Ignacio Camacho-ABC

  • La hegemonía del relato permite a Sánchez resistir pese a la percepción ciudadana de fracaso en la gestión del Estado

La clave del éxito en política consiste en identificar el factor de decisión de voto, la piedra filosofal cuya búsqueda obsesiona a los analistas de estrategia y a los sociólogos: cuál es el motivo que lleva a la gente a decantarse por un partido o por otro. En el orden convencional, clásico, vigente hasta principios de siglo, era relativamente sencillo encontrarlo: bastaba con aproximarse de un modo más o menos realista a los problemas de los ciudadanos y proponer soluciones viables en un programa sensato.

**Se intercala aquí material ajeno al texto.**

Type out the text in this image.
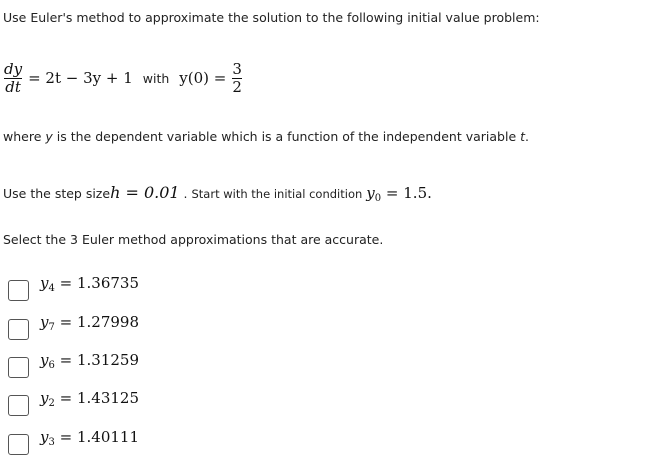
Use Euler's method to approximate the solution to the following initial value problem:
$\frac{dy}{dt} = 2t - 3y + 1$ with $y(0) = \frac{3}{2}$
where y is the dependent variable which is a function of the independent variable t.
Use the step size h = 0.01 . Start with the initial condition $y_0 = 1.5$ .
Select the 3 Euler method approximations that are accurate.
$y_4 = 1.36735$
$y_7 = 1.27998$
$y_6 = 1.31259$
$y_2 = 1.43125$
$y_3 = 1.40111$
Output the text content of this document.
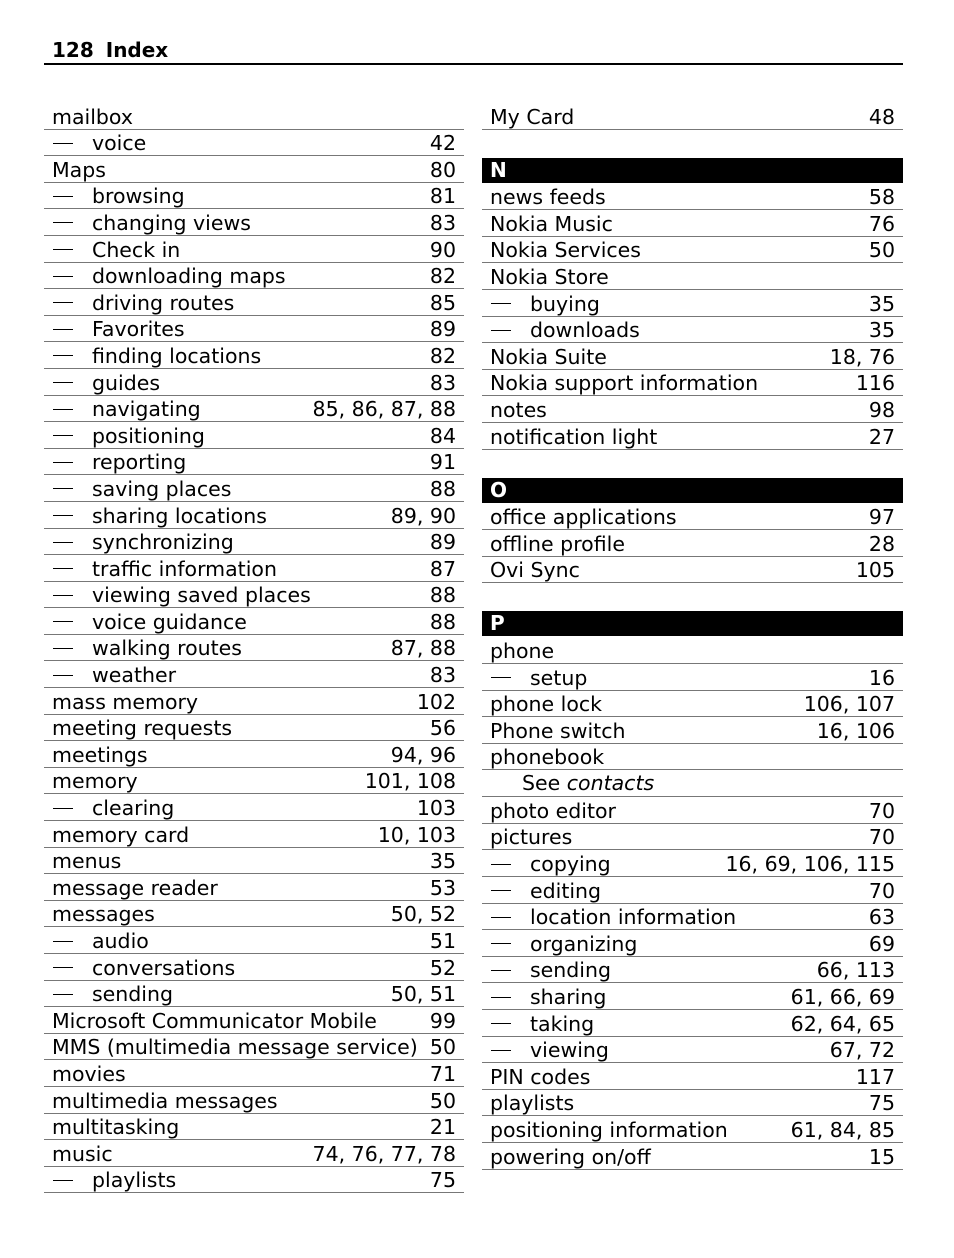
128 Index
mailbox
voice	42
Maps	80
browsing	81
changing views	83
Check in	90
downloading maps	82
driving routes	85
Favorites	89
finding locations	82
guides	83
navigating	85, 86, 87, 88
positioning	84
reporting	91
saving places	88
sharing locations	89, 90
synchronizing	89
traffic information	87
viewing saved places	88
voice guidance	88
walking routes	87, 88
weather	83
mass memory	102
meeting requests	56
meetings	94, 96
memory	101, 108
clearing	103
memory card	10, 103
menus	35
message reader	53
messages	50, 52
audio	51
conversations	52
sending	50, 51
Microsoft Communicator Mobile	99
MMS (multimedia message service) 50
movies	71
multimedia messages	50
multitasking	21
music	74, 76, 77, 78
playlists	75
My Card	48
N
news feeds	58
Nokia Music	76
Nokia Services	50
Nokia Store
buying	35
downloads	35
Nokia Suite	18, 76
Nokia support information	116
notes	98
notification light	27
O
office applications	97
offline profile	28
Ovi Sync	105
P
phone
setup	16
phone lock	106, 107
Phone switch	16, 106
phonebook
See contacts
photo editor	70
pictures	70
copying	16, 69, 106, 115
editing	70
location information	63
organizing	69
sending	66, 113
sharing	61, 66, 69
taking	62, 64, 65
viewing	67, 72
PIN codes	117
playlists	75
positioning information	61, 84, 85
powering on/off	15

Así funcionaba la cosa: el que gobernaba bien y cumplía sus promesas se mantenía en el poder, y el que no sabía o no podía se iba fuera. Pero eso fue antes de que el populismo redescubriera la emocionalidad y utilizase la revolución digital para desafiar al sistema con la construcción de realidades alternativas capaces de desencadenar instintos y pulsiones extremas. Las redes sociales, el invento que iba a renovar la participación democrática globalizando el ágora griega, se convirtieron en la plataforma idónea de los falsos profetas.

El cambio de paradigma se produjo cuando la conversación pública pasó de la competencia sobre la idoneidad de las recetas a la hegemonía de los marcos mentales. La confrontación electoral dejó de basarse en la eficiencia para mutar hacia una competición de sentimientos donde ganaban los que fuesen capaces de imponer un relato dominante, por lo general disfrazado de ideología o de guerra cultural para camuflar simples pasiones primarias o aglutinar –algoritmo mediante– una concentración espontánea de afinidades. La propaganda perdió su carácter de mero instrumento de marketing y se transformó en el verdadero centro del debate.

De este modo puede explicarse la supervivencia de un Gobierno al que la mayoría de los votantes considera responsable de gravísimos fallos en la gestión de los asuntos cotidianos. De la crisis de la vivienda, del descontrol migratorio, del declive de los servicios, del caos ferroviario, de la descoordinación institucional ante las catástrofes, por no hablar de los escándalos de corrupción o del deterioro de los contrapesos democráticos. Cada nueva encuesta de opinión dibuja el retrato de un peligroso colapso del Estado. Y sin embargo…

Sin embargo Sánchez resiste, aun más mal que bien, gracias a un competente dominio de los estímulos negativos. La creación de un fantasma político, el de una ‘derecha-y-ultraderecha’ empeñada en resucitar el franquismo, le permite sostenerse en precario equilibrio. Un fracaso como el suyo bastaría para liquidar por completo a cualquier Ejecutivo, como ha ocurrido de hecho en nuestros países vecinos. Pero más de un cuarenta por ciento de los españoles parecen todavía dispuestos a respaldar esa dialéctica de enfrentamiento cívico que conduce a una sociedad al suicidio colectivo. Y el remedio que se atisba tampoco invita demasiado al optimismo.